WHO DOES IT? Catholics – and everyone else. The traditions are rooted in Catholicism, but the popularity has extended far beyond the religious context for many people. The organized groups who host parades and other Mardi Gras events are called “Krewes” with terminology relating to mystic societies. While the “mystic” or “secret” part is used loosely these days, some of these groups have specific membership qualifications and charge fees to participate. They often elect a King and Queen and have exclusive masked balls.
WHAT TO WEAR? Anything goes – see photo below!
SHOULD I PARTICIPATE? A resounding YES!!! It’s flat out fun for everyone but here are some helpful guidelines:
With kids: Most daytime parades are kid-friendly and relatively tame. New Orleans has the longest and most elaborate parades but with younger children and to avoid crowds, you may want to try the smaller Gulf Coast towns like Pensacola and Mobile. Bring extra bags for the beads, stuffed animals, cups, moon pies and candy that you will receive. It won’t take long for you to get the hang of plucking plastic necklaces and bracelets out of the sky as they are hurled from passing floats. Try to catch the eye of the krewe members on the float and they will throw it right to you! Dress up the kids with masks, boas, hats, etc. They’ll love it and you’ll have a ball too!

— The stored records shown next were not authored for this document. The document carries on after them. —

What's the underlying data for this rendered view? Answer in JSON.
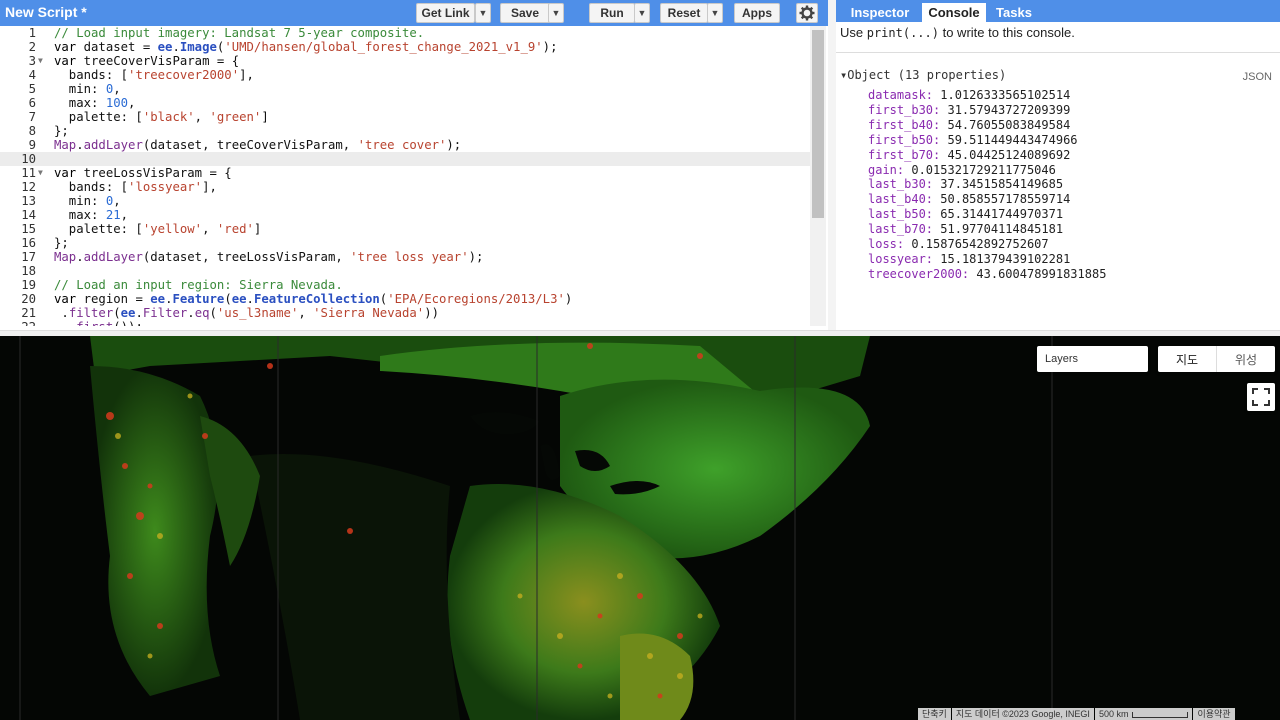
{
  "editor": {
    "title": "New Script *",
    "buttons": {
      "get_link": "Get Link",
      "save": "Save",
      "run": "Run",
      "reset": "Reset",
      "apps": "Apps"
    },
    "line_numbers": [
      "1",
      "2",
      "3",
      "4",
      "5",
      "6",
      "7",
      "8",
      "9",
      "10",
      "11",
      "12",
      "13",
      "14",
      "15",
      "16",
      "17",
      "18",
      "19",
      "20",
      "21",
      "22"
    ]
  },
  "panel": {
    "tabs": [
      "Inspector",
      "Console",
      "Tasks"
    ],
    "active_tab": "Console",
    "hint_prefix": "Use ",
    "hint_code": "print(...)",
    "hint_suffix": " to write to this console.",
    "object_header": "Object (13 properties)",
    "json_label": "JSON",
    "properties": [
      {
        "key": "datamask:",
        "value": "1.0126333565102514"
      },
      {
        "key": "first_b30:",
        "value": "31.57943727209399"
      },
      {
        "key": "first_b40:",
        "value": "54.76055083849584"
      },
      {
        "key": "first_b50:",
        "value": "59.511449443474966"
      },
      {
        "key": "first_b70:",
        "value": "45.04425124089692"
      },
      {
        "key": "gain:",
        "value": "0.015321729211775046"
      },
      {
        "key": "last_b30:",
        "value": "37.34515854149685"
      },
      {
        "key": "last_b40:",
        "value": "50.858557178559714"
      },
      {
        "key": "last_b50:",
        "value": "65.31441744970371"
      },
      {
        "key": "last_b70:",
        "value": "51.97704114845181"
      },
      {
        "key": "loss:",
        "value": "0.15876542892752607"
      },
      {
        "key": "lossyear:",
        "value": "15.181379439102281"
      },
      {
        "key": "treecover2000:",
        "value": "43.600478991831885"
      }
    ]
  },
  "map": {
    "layers_label": "Layers",
    "map_type": "지도",
    "satellite_type": "위성",
    "attribution": {
      "shortcuts": "단축키",
      "data": "지도 데이터 ©2023 Google, INEGI",
      "scale": "500 km",
      "terms": "이용약관"
    }
  },
  "colors": {
    "header_blue": "#4f8fe8",
    "forest_green": "#2f8f1a",
    "loss_red": "#d43a1c",
    "loss_yellow": "#c9b020"
  }
}
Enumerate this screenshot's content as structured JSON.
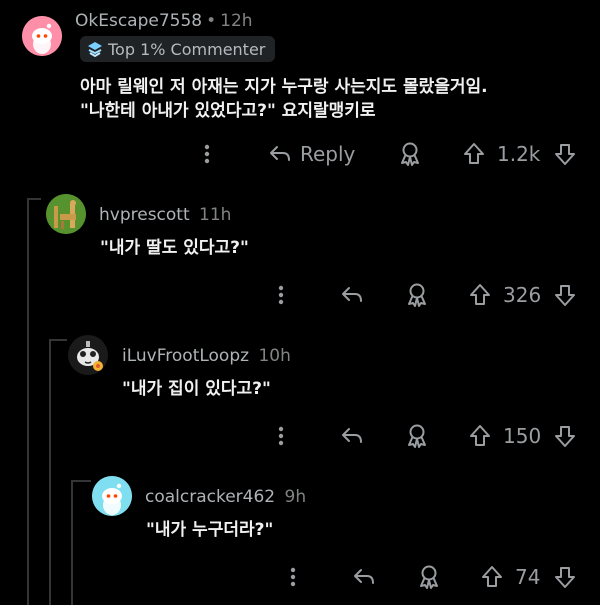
{
  "comments": [
    {
      "username": "OkEscape7558",
      "time": "12h",
      "flair": "Top 1% Commenter",
      "body_lines": [
        "아마 릴웨인 저 아재는 지가 누구랑 사는지도 몰랐을거임.",
        "\"나한테 아내가 있었다고?\" 요지랄맹키로"
      ],
      "reply_label": "Reply",
      "votes": "1.2k",
      "avatar_color": "#ff8fa9"
    },
    {
      "username": "hvprescott",
      "time": "11h",
      "body_lines": [
        "\"내가 딸도 있다고?\""
      ],
      "votes": "326",
      "avatar_color": "#4f8b2d"
    },
    {
      "username": "iLuvFrootLoopz",
      "time": "10h",
      "body_lines": [
        "\"내가 집이 있다고?\""
      ],
      "votes": "150",
      "avatar_color": "#e8e8e8"
    },
    {
      "username": "coalcracker462",
      "time": "9h",
      "body_lines": [
        "\"내가 누구더라?\""
      ],
      "votes": "74",
      "avatar_color": "#7fdff0"
    }
  ]
}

Adults Only: Nighttime events get rowdier as the hours progress and will involve lots of drinking, dancing and overall revelry. There may be some wild moments, so be prepared. You’ll see some lots of costumes, or the lack thereof, so feel free to dress it up and live it up! Great photo opportunities abound!
Mayhem Seekers: Bourbon Street in New Orleans is not for the faint of heart. You will see serious naughtiness (and various states of nudity). Pay attention and be safe!
Can’t get to an event? Host your own! Decorate with purple, gold and green. Tempt your taste buds with a classic N’awlins dish like Red Beans and Rice, Jambalaya, muffulettas or gumbo. Offer beads and costume accessories for great party pics. And most importantly, teach your friends about the unusual and fun tradition of the KING CAKE. It’s kind of like monkey bread with a twist! A small trinket (usually a plastic baby representing Baby Jesus) is baked inside (**choking hazard – don’t forget to tell your guests in advance) and it’s up to you what the receiver of said trinket receives. Might we suggest anointing them Mardi Gras King or Queen and obligating them to host next year’s party! LOL! Then “Laissez les bon Temps Rouler!” or Let the Good Times Roll!
**Most of this information is from our past experiences, but we referenced Wikipedia and the official Mardi Gras websites of New Orleans, Pensacola and Mobile for some of the specifics.